Protocol Integration

Tycho Protocol SDK is a library to help you integrate liquidity layer protocols (DEXs, Staking, Lending, etc.) into Tycho.

Integration Process

To integrate with Tycho, you need three components:

  1. Indexing: You must provide the protocol state/data needed for simulation and execution.

  2. Simulation: You have to implement the protocol's logic for simulations.

  3. Execution: You have to define how to encode and execute swaps against your protocol.

We provide a comprehensive testing suite to ensure you can integrate indexing, simulation, and execution correctly. A passing test suite is essential for an integration to be considered complete.

Indexing

You will need a substreams package that emits a specified set of messages. If your protocol already has a substreams package, you can adjust it to emit the required messages.

It's important to note that simulation happens entirely off-chain. This means everything you need during simulation must be explicitly indexed.

Simulation

Tycho offers two integration modes:

  • VM Integration: You need to implement an adapter interface in a language that compiles to VM bytecode. This SDK provides a Solidity interface (read more here). Simulations run in an empty VM loaded only with the indexed contracts, storage and token balances.
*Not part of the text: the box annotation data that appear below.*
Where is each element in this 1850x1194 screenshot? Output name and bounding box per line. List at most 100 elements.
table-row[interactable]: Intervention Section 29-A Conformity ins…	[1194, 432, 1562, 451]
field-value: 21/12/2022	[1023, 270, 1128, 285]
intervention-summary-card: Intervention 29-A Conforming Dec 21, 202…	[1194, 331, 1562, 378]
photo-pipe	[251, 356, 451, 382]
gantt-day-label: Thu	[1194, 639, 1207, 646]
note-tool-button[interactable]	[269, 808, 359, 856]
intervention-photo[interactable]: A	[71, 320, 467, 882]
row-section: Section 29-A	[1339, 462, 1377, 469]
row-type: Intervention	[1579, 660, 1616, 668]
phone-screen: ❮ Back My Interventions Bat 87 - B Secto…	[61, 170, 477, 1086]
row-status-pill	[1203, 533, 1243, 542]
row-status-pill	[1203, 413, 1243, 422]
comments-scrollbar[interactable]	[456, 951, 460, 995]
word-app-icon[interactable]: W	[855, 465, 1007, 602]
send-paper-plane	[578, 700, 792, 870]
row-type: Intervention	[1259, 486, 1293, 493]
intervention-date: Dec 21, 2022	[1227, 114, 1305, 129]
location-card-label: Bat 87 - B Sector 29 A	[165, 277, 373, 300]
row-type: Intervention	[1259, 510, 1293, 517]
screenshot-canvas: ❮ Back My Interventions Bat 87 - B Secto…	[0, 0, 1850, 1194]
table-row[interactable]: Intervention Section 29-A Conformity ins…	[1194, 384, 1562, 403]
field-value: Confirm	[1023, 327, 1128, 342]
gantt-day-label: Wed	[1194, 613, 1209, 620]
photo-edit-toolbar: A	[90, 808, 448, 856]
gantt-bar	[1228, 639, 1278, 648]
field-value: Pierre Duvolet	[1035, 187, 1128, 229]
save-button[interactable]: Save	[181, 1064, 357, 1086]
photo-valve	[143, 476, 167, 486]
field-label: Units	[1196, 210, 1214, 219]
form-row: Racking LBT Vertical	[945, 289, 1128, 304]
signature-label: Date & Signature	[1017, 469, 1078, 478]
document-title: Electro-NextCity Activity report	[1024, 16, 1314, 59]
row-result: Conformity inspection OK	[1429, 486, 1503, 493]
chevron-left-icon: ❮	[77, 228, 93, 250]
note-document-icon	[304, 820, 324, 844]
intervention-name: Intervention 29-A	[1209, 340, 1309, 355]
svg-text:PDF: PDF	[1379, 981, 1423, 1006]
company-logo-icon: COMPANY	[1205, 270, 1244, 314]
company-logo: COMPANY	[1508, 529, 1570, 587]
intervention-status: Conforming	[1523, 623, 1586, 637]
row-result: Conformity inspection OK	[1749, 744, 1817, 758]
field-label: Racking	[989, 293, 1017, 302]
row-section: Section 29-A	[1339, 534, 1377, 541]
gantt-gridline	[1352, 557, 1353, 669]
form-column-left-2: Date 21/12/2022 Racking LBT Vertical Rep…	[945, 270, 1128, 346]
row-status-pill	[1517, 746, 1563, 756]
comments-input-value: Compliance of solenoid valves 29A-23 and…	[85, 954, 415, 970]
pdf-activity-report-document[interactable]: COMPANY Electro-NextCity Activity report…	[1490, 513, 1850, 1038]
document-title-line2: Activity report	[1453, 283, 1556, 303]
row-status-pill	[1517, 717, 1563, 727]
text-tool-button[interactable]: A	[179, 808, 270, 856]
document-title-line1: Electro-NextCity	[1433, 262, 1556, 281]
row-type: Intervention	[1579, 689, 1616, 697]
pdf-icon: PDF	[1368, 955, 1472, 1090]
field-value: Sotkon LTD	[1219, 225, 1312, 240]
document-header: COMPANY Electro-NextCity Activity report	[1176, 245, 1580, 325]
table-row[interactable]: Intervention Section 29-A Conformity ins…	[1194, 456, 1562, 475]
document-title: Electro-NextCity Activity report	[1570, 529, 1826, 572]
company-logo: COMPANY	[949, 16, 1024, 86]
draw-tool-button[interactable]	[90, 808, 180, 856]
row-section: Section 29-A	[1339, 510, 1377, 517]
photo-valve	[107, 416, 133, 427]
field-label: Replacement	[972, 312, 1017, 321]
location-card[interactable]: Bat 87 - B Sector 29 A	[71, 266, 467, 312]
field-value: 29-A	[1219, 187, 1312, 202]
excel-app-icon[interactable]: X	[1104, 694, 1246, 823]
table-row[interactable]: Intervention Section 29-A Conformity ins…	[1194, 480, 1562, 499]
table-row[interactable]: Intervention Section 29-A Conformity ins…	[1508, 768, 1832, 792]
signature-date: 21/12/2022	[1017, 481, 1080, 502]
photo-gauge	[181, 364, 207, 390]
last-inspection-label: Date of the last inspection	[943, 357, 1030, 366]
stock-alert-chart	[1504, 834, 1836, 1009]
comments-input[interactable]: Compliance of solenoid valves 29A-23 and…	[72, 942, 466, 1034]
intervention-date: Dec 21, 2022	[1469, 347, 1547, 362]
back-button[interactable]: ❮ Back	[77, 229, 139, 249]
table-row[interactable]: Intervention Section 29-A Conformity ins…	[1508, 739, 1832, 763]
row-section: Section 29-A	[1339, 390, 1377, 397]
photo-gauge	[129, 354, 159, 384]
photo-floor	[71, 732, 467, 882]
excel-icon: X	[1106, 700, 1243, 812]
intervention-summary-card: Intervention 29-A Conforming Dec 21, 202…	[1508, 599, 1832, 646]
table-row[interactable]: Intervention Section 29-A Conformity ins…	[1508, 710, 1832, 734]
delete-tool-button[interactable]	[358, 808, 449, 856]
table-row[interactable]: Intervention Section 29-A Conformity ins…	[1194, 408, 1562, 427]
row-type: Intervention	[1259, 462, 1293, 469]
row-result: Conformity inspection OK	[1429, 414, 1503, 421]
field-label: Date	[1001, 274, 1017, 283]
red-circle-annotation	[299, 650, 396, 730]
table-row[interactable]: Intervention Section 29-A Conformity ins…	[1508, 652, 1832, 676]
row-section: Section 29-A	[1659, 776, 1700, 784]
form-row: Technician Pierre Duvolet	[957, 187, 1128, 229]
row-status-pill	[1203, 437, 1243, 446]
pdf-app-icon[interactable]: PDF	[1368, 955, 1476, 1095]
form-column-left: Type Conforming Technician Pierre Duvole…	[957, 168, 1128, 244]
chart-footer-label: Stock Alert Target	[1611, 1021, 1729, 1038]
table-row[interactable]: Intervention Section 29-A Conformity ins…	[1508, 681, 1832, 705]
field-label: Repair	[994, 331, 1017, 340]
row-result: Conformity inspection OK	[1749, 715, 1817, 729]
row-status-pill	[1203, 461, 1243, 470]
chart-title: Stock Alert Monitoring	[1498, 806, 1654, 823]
  • Native Rust Integration: You need to implement a Rust trait that defines the protocol logic. You must index values used in this logic as state attributes.

Execution

To enable swap execution, implement:

  1. SwapEncoder: This is a Rust struct that formats input/output tokens, pool addresses, and other parameters correctly for the Executor contract.

  2. Executor: This is a Solidity contract that handles the execution of swaps over your protocol's liquidity pools.

Integration Criteria

Tycho supports many protocol designs. However, certain architectures present indexing challenges.

Before you integrate, consider these unsupported designs:

  • Protocols where any operation that Tycho should support requires off-chain data, such as signed prices.